Ejemplos hay muchos: La bella y la bestia, Cenicienta y el príncipe... Los expertos hablan de seres distintos para "complementarse"; sin embargo, las personalidades similares contribuyen a la estabilidad

La idea preconcebida de que en el amor, igual que en la teoría del magnetismo, los opuestos se atraen, tiene historia de siglos. La literatura, el teatro, el cine, así lo intentan demostrar: la bella que se enamora de la bestia, el príncipe que cae rendido a los pies de una cenicienta, los ejemplos abundan. ¿Es esto verdad o se trata de un mito más?
¿Nos atrae, sexual y sentimentalmente, un opuesto más que un igual? Si así fuese, ¿es conveniente esta atracción cuando de elegir pareja se trata? Estudios últimos debaten la vieja teoría y afirman que, cuando buscamos el amor verdadero, el de toda la vida, seleccionamos a alguien lo más parecido posible a nosotros. Claro que existen diversidad de opiniones y criterios.

Así, por ejemplo, los astrólogos dicen que los signos opuestos se atraen mutuamente y que de allí se inician los encuentros amatorios, pues existe la posibilidad de que el uno aprenda del otro y eso conlleve a una relación exitosa. Sin embargo, aclaran que, por lo general, nuestra tendencia social es a sentirnos más a gusto con nuestro propio elemento y, más bien, nos sentimos estimulados sexualmente, pero no sentimentalmente, frente al signo opuesto.

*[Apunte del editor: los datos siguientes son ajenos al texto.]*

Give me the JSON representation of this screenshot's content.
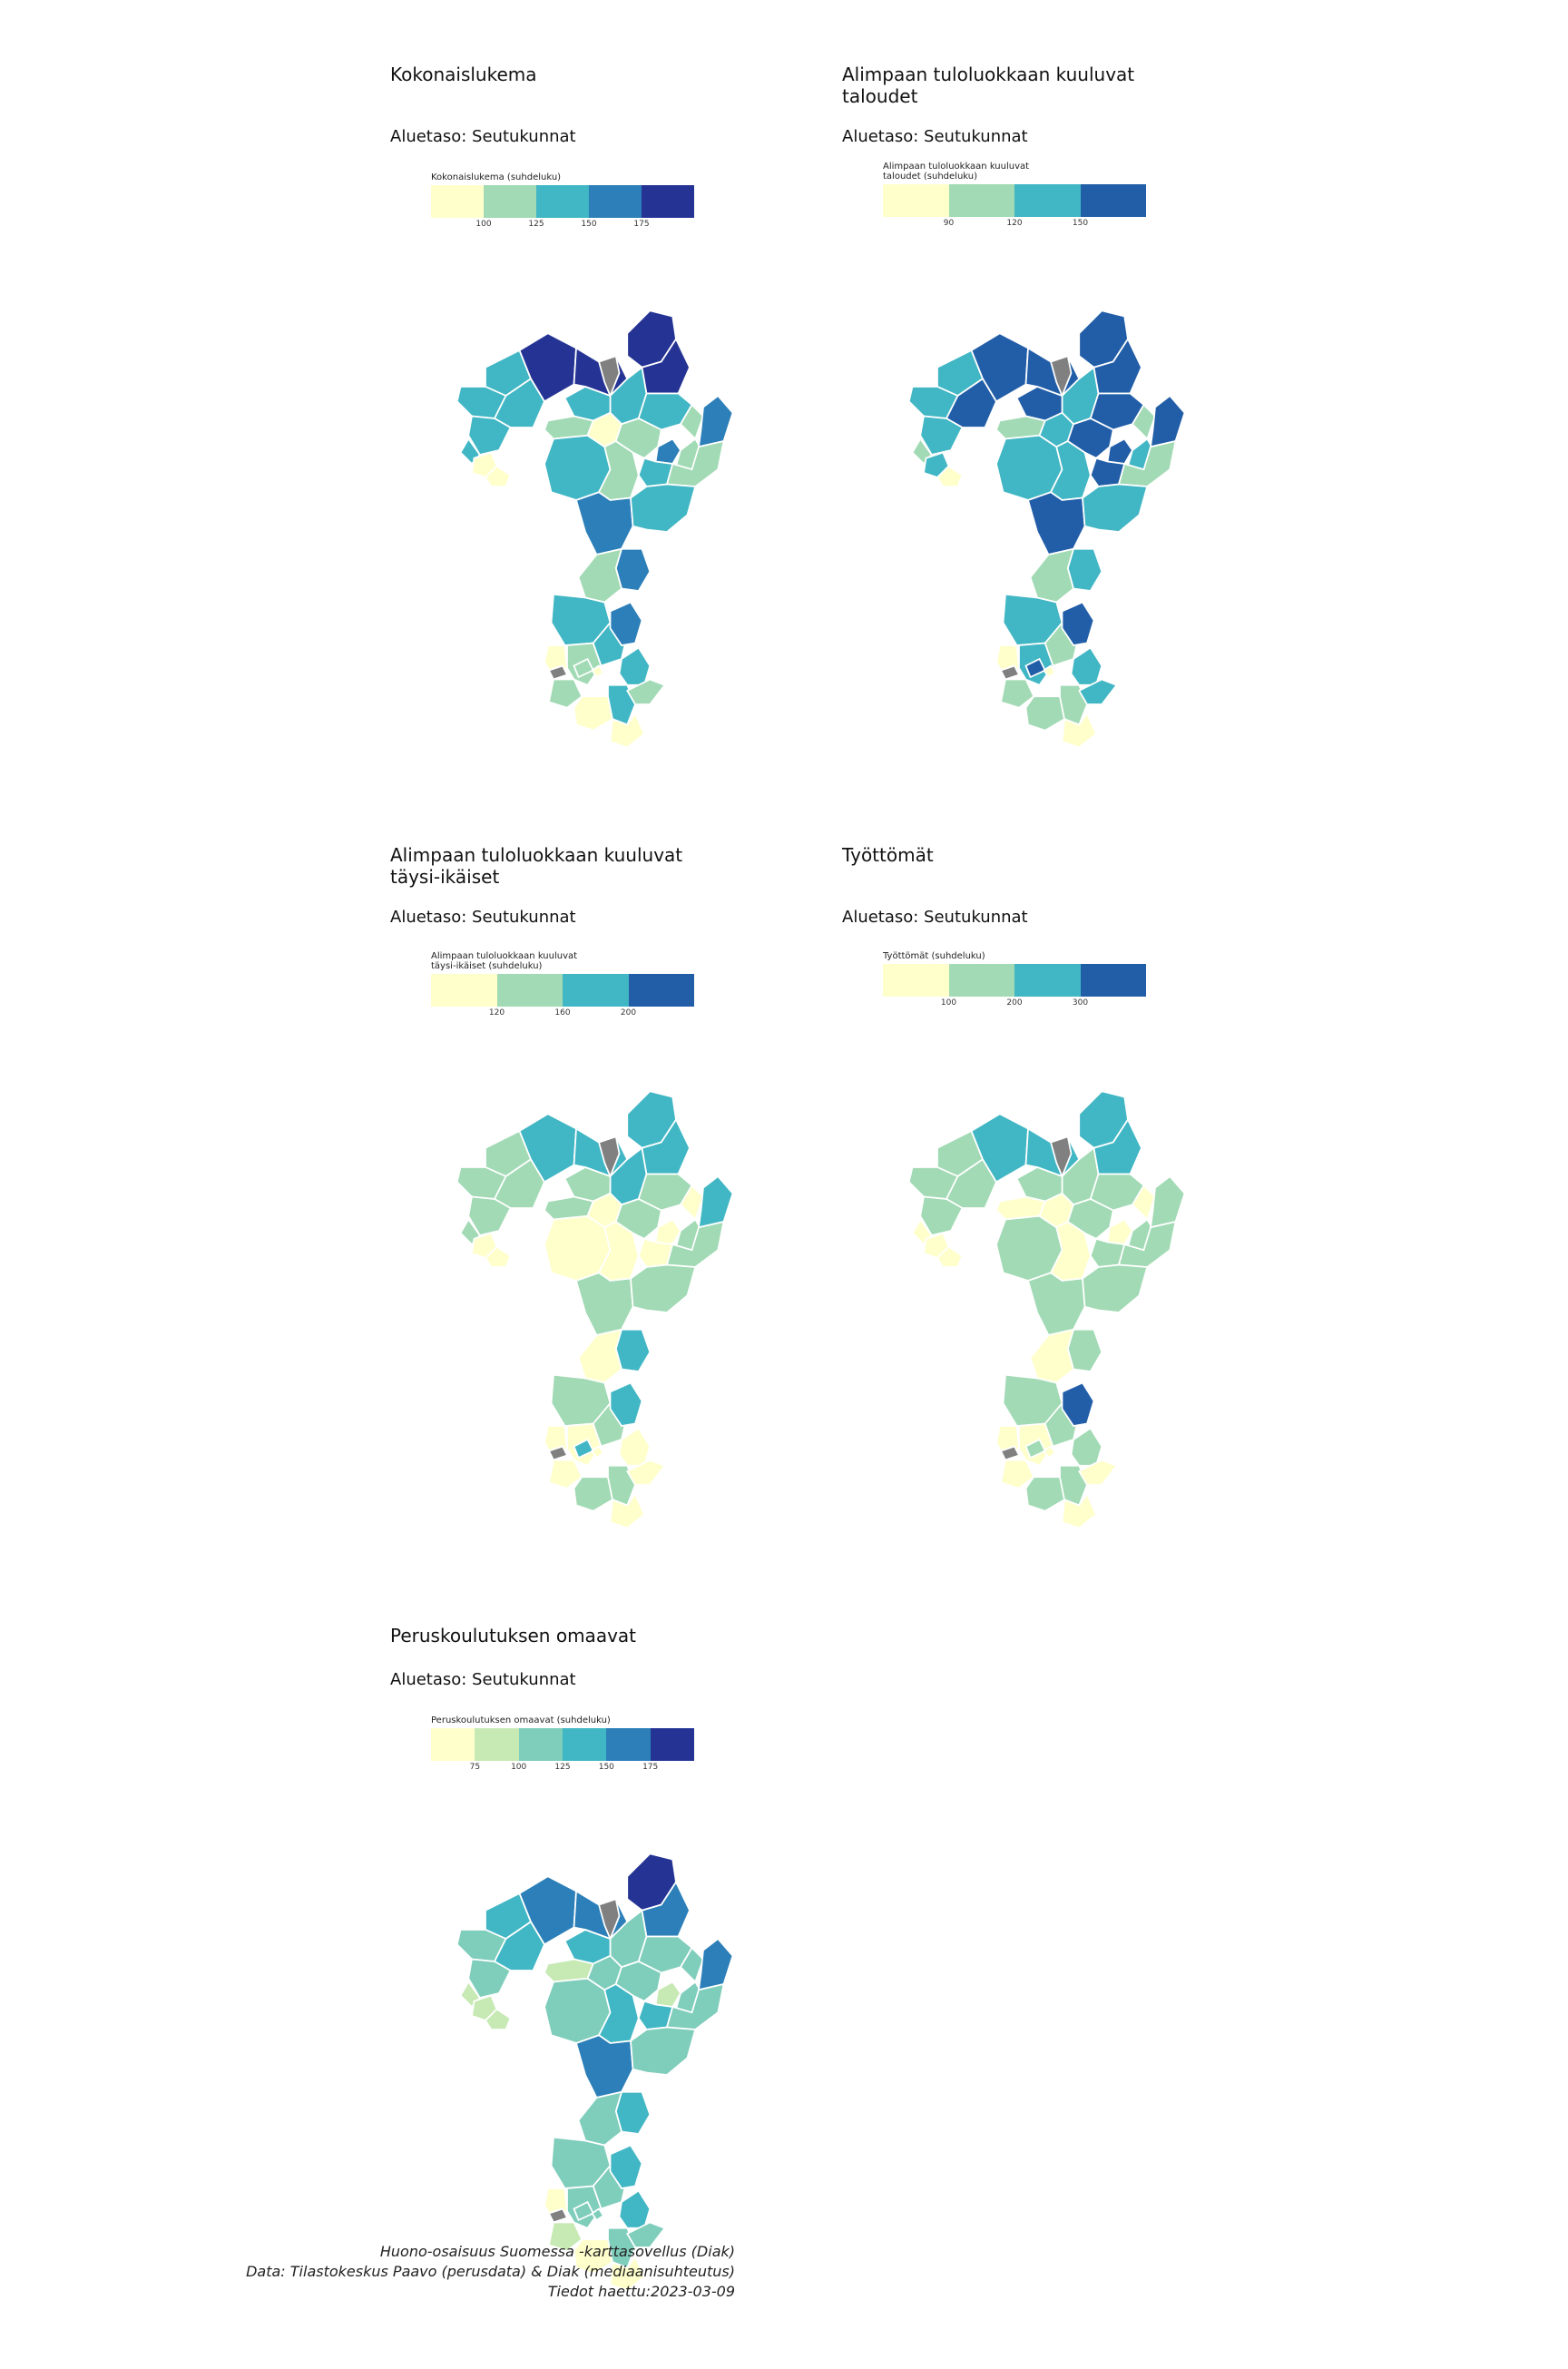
{
  "panels": [
    {
      "title": "Kokonaislukema",
      "subtitle": "Aluetaso: Seutukunnat",
      "legend_title": "Kokonaislukema (suhdeluku)",
      "legend_colors": [
        "#ffffcc",
        "#a1dab4",
        "#41b6c4",
        "#2c7fb8",
        "#253494"
      ],
      "legend_ticks": [
        "100",
        "125",
        "150",
        "175"
      ],
      "region_classes": [
        2,
        2,
        2,
        2,
        4,
        2,
        4,
        4,
        2,
        2,
        4,
        1,
        2,
        1,
        0,
        0,
        2,
        0,
        1,
        1,
        3,
        1,
        2,
        3,
        1,
        3,
        2,
        3,
        1,
        2,
        0,
        1,
        2,
        3,
        2,
        1,
        0,
        2,
        0,
        1,
        1,
        0
      ]
    },
    {
      "title": "Alimpaan tuloluokkaan kuuluvat\ntaloudet",
      "subtitle": "Aluetaso: Seutukunnat",
      "legend_title": "Alimpaan tuloluokkaan kuuluvat\ntaloudet (suhdeluku)",
      "legend_colors": [
        "#ffffcc",
        "#a1dab4",
        "#41b6c4",
        "#225ea8"
      ],
      "legend_ticks": [
        "90",
        "120",
        "150"
      ],
      "region_classes": [
        2,
        2,
        3,
        2,
        3,
        1,
        3,
        3,
        2,
        3,
        3,
        1,
        3,
        1,
        2,
        0,
        2,
        2,
        2,
        3,
        3,
        2,
        3,
        3,
        1,
        3,
        2,
        2,
        1,
        2,
        0,
        2,
        1,
        3,
        2,
        1,
        1,
        1,
        0,
        2,
        3,
        0
      ]
    },
    {
      "title": "Alimpaan tuloluokkaan kuuluvat\ntäysi-ikäiset",
      "subtitle": "Aluetaso: Seutukunnat",
      "legend_title": "Alimpaan tuloluokkaan kuuluvat\ntäysi-ikäiset (suhdeluku)",
      "legend_colors": [
        "#ffffcc",
        "#a1dab4",
        "#41b6c4",
        "#225ea8"
      ],
      "legend_ticks": [
        "120",
        "160",
        "200"
      ],
      "region_classes": [
        1,
        1,
        1,
        1,
        2,
        1,
        2,
        2,
        2,
        1,
        2,
        1,
        1,
        0,
        0,
        0,
        0,
        0,
        0,
        1,
        0,
        1,
        0,
        2,
        1,
        1,
        1,
        2,
        0,
        1,
        0,
        0,
        1,
        2,
        0,
        0,
        1,
        1,
        0,
        0,
        2,
        0
      ]
    },
    {
      "title": "Työttömät",
      "subtitle": "Aluetaso: Seutukunnat",
      "legend_title": "Työttömät (suhdeluku)",
      "legend_colors": [
        "#ffffcc",
        "#a1dab4",
        "#41b6c4",
        "#225ea8"
      ],
      "legend_ticks": [
        "100",
        "200",
        "300"
      ],
      "region_classes": [
        1,
        1,
        1,
        1,
        2,
        0,
        2,
        2,
        1,
        1,
        2,
        0,
        1,
        0,
        0,
        0,
        1,
        0,
        0,
        1,
        0,
        1,
        1,
        1,
        1,
        1,
        1,
        1,
        0,
        1,
        0,
        0,
        1,
        3,
        1,
        0,
        1,
        1,
        0,
        0,
        1,
        0
      ]
    },
    {
      "title": "Peruskoulutuksen omaavat",
      "subtitle": "Aluetaso: Seutukunnat",
      "legend_title": "Peruskoulutuksen omaavat (suhdeluku)",
      "legend_colors": [
        "#ffffcc",
        "#c7e9b4",
        "#7fcdbb",
        "#41b6c4",
        "#2c7fb8",
        "#253494"
      ],
      "legend_ticks": [
        "75",
        "100",
        "125",
        "150",
        "175"
      ],
      "region_classes": [
        3,
        2,
        3,
        2,
        4,
        1,
        4,
        5,
        2,
        3,
        4,
        1,
        2,
        2,
        1,
        1,
        2,
        2,
        3,
        2,
        1,
        2,
        3,
        4,
        2,
        4,
        2,
        3,
        2,
        2,
        0,
        2,
        2,
        3,
        3,
        1,
        0,
        2,
        0,
        2,
        2,
        2
      ]
    }
  ],
  "caption": {
    "line1": "Huono-osaisuus Suomessa -karttasovellus (Diak)",
    "line2": "Data: Tilastokeskus Paavo (perusdata) & Diak (mediaanisuhteutus)",
    "line3": "Tiedot haettu:2023-03-09"
  },
  "colors": {
    "missing": "#808080"
  }
}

El concepto básico es que los signos necesitan incorporar energías contrapuestas para encontrar un nuevo camino y, al ser el zodiaco un círculo, cada signo cuenta con su número opuesto. Ahora bien, la regla de los opuestos tiene muchas excepciones las que, por supuesto, no están en los cuentos de hadas. No es tan probable que una persona adinerada se sienta atraída por un pordiosero como tampoco lo es que un hombre extraordinariamente bello vaya en busca de una mujer absolutamente fea. Generalmente, las personas inteligentes gustan de personas inteligentes y los sociables andan en busca de personas extrovertidas que gustan de estar con la gente.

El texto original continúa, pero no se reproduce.